From THE FINE PRINT Editor | The Cyber War on the United States Healthcare Infrastructure
By Kimberly J. Soenen | February 29, 2024
Dear Readers,
The THE FINE PRINT is now read across 22 countries globally. Thank you for your readership, legislative engagement and support.
Firstly, apologies for the small typo in yesterday’s mailed headline about UnitedHealth Group. It was immediately corrected on the magazine platform.
THE FINE PRINT seeks to educate readers through the prism of Health Humanities, Best Practice, Quality of Care and the vital need for Do No Harm business models globally.
The cyber attacks that are currently being made on hospitals and healthcare systems over the last three months should not be take lightly or as business as usual. The scope and scale of these attacks are historic, and, most importantly, they impact the health of patients and the ability of our ethical medical professionals and administrators to do their jobs effectively.
Some leaders at the American Hospital Association are theorizing that U.S. foreign policy is the impetus for these attacks. Others in tech are positing that the hackers are now pursuing companies with billion- and trillion-dollar market caps because of the historic wealth. In either case, the lives of patients are impacted.

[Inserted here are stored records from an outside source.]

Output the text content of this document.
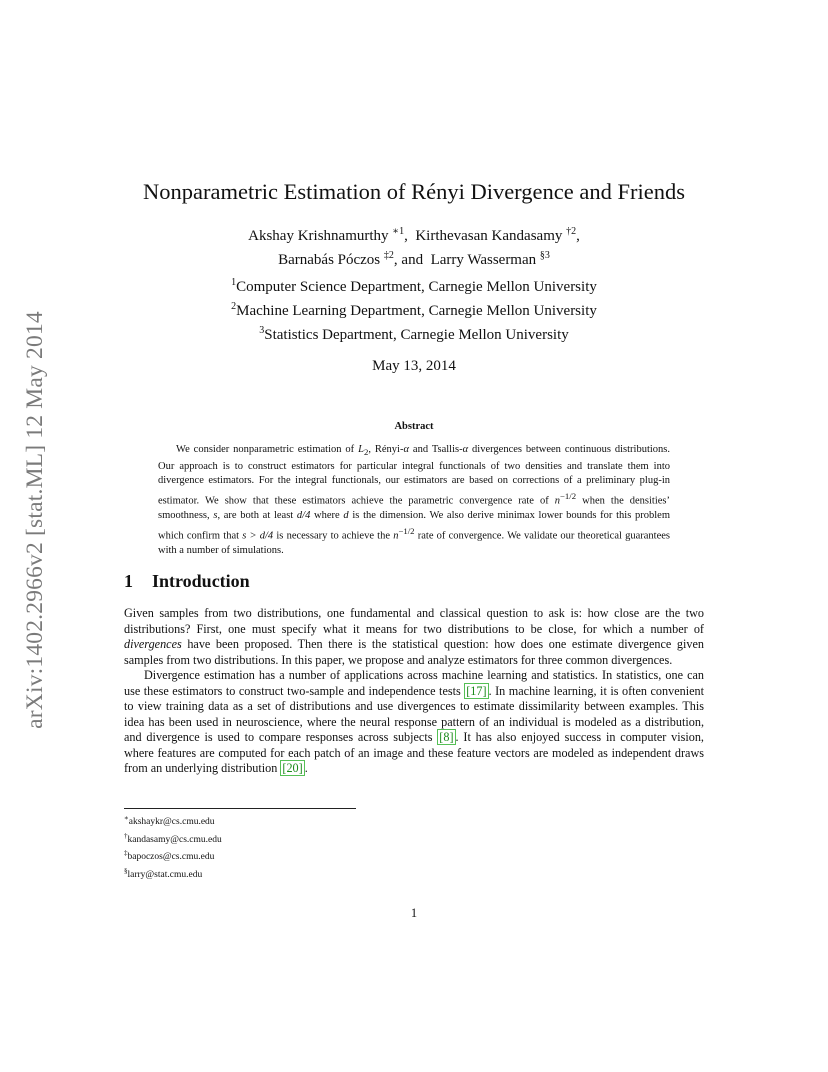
arXiv:1402.2966v2 [stat.ML] 12 May 2014
Nonparametric Estimation of Rényi Divergence and Friends
Akshay Krishnamurthy $^{∗1}$,  Kirthevasan Kandasamy $^{\dagger 2}$,
Barnabás Póczos $^{\ddagger 2}$, and Larry Wasserman $^{\S 3}$
$^1$Computer Science Department, Carnegie Mellon University
$^2$Machine Learning Department, Carnegie Mellon University
$^3$Statistics Department, Carnegie Mellon University
May 13, 2014
Abstract

We consider nonparametric estimation of $L_2$, Rényi-α and Tsallis-α divergences between continuous distributions. Our approach is to construct estimators for particular integral functionals of two densities and translate them into divergence estimators. For the integral functionals, our estimators are based on corrections of a preliminary plug-in estimator. We show that these estimators achieve the parametric convergence rate of $n^{-1/2}$ when the densities’ smoothness, s, are both at least d/4 where d is the dimension. We also derive minimax lower bounds for this problem which confirm that s > d/4 is necessary to achieve the $n^{-1/2}$ rate of convergence. We validate our theoretical guarantees with a number of simulations.

1 Introduction

Given samples from two distributions, one fundamental and classical question to ask is: how close are the two distributions? First, one must specify what it means for two distributions to be close, for which a number of divergences have been proposed. Then there is the statistical question: how does one estimate divergence given samples from two distributions. In this paper, we propose and analyze estimators for three common divergences.

Divergence estimation has a number of applications across machine learning and statistics. In statistics, one can use these estimators to construct two-sample and independence tests [17] . In machine learning, it is often convenient to view training data as a set of distributions and use divergences to estimate dissimilarity between examples. This idea has been used in neuroscience, where the neural response pattern of an individual is modeled as a distribution, and divergence is used to compare responses across subjects [8] . It has also enjoyed success in computer vision, where features are computed for each patch of an image and these feature vectors are modeled as independent draws from an underlying distribution [20] .

∗akshaykr@cs.cmu.edu
†kandasamy@cs.cmu.edu
‡bapoczos@cs.cmu.edu
§larry@stat.cmu.edu
1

Why have hospitals, clinics and healthcare infrastruture become targets of war? I’ll leave that to the reader to research and answer.
As we all work to sculpt Health Philosophy Transformation and legislation in 2024, we might consider how vulnerable the unprecedented level of consolidation of wealth and power in healthcare has made patients and medical professionals.
In the weeks and months ahead, I will again feature profiles and Health Humanities features, and continue to share educational events that encourage the leveraging of human potential and wellness, but I will also continue tracking the impact of cyber attacks on patients throughout the year.
Thank you for reading.
To health,
Kimberly J. Soenen
Founder | “SOME PEOPLE”
SomePeopleEveryBody.com
The ransomware group linked to the cyberattack on Change Healthcare is also targeting hospitals, the FBI and HHS warned Feb. 27.
The BlackCat hacker gang has been focusing its attacks on the healthcare sector, with most of its 70 victims since December coming from that industry, according to the notice. The group's administrator encouraged affiliates to attack hospitals that month after the FBI infiltrated its operations.
BlackCat, also known as ALPHV Blackcat, claimed responsibility for the Feb. 21 hack of Optum subsidiary Change Healthcare, which has disrupted its payment and pharmacy processing systems at hospitals and pharmacies around the country. The group also creates "victim-specific emails," per the alert from the FBI, HHS and the Cybersecurity and Infrastructure Security Agency.
The ransomware gang, which has ties to Russia, also reportedly hacked Allentown, Pa.-based Lehigh Valley Health Network last year, leaking nude breast cancer patient photos online.
UPDATE February 29
Optum's Change Healthcare confirmed Feb. 29 that it was hacked by a ransomware gang after the group claimed to have stolen massive amounts of data.
"Change Healthcare can confirm we are experiencing a cybersecurity issue perpetrated by a cybercrime threat actor who has represented itself to us as ALPHV/Blackcat," an Optum spokesperson said. "We are actively working to understand the impact to members, patients and customers."
Many of Change Healthcare's applications, which span revenue cycle management to prescription processing, have been down since Feb. 21, disrupting operations at hospitals, physician practices and pharmacies across the country.
ALPHV/Blackcat, aka BlackCat, claimed responsibility for the hack, posting on its dark web leak site that it stole 6 terabytes worth of Change Healthcare data involving "thousands of healthcare providers, insurance providers, pharmacies, etc," Bleeping Computer reported Feb. 28. The allegedly stolen data includes medical records, patient Social Security numbers, and information on active military personnel (Change serves some military healthcare facilities).
But as Politico noted Feb. 28: "Ransomware groups, which demand extortion payments in exchange for restoring or not publishing stolen data, often exaggerate their exploits as a negotiating tactic."
ALPHV/Blackcat, which has been linked to Russia, has been targeting the U.S. healthcare industry since December after the FBI disrupted its operations.
Change Healthcare said it is working with cybersecurity firms Palo Alto Network and Mandiant, a Google subsidiary, as well as law enforcement to address the cyberattack.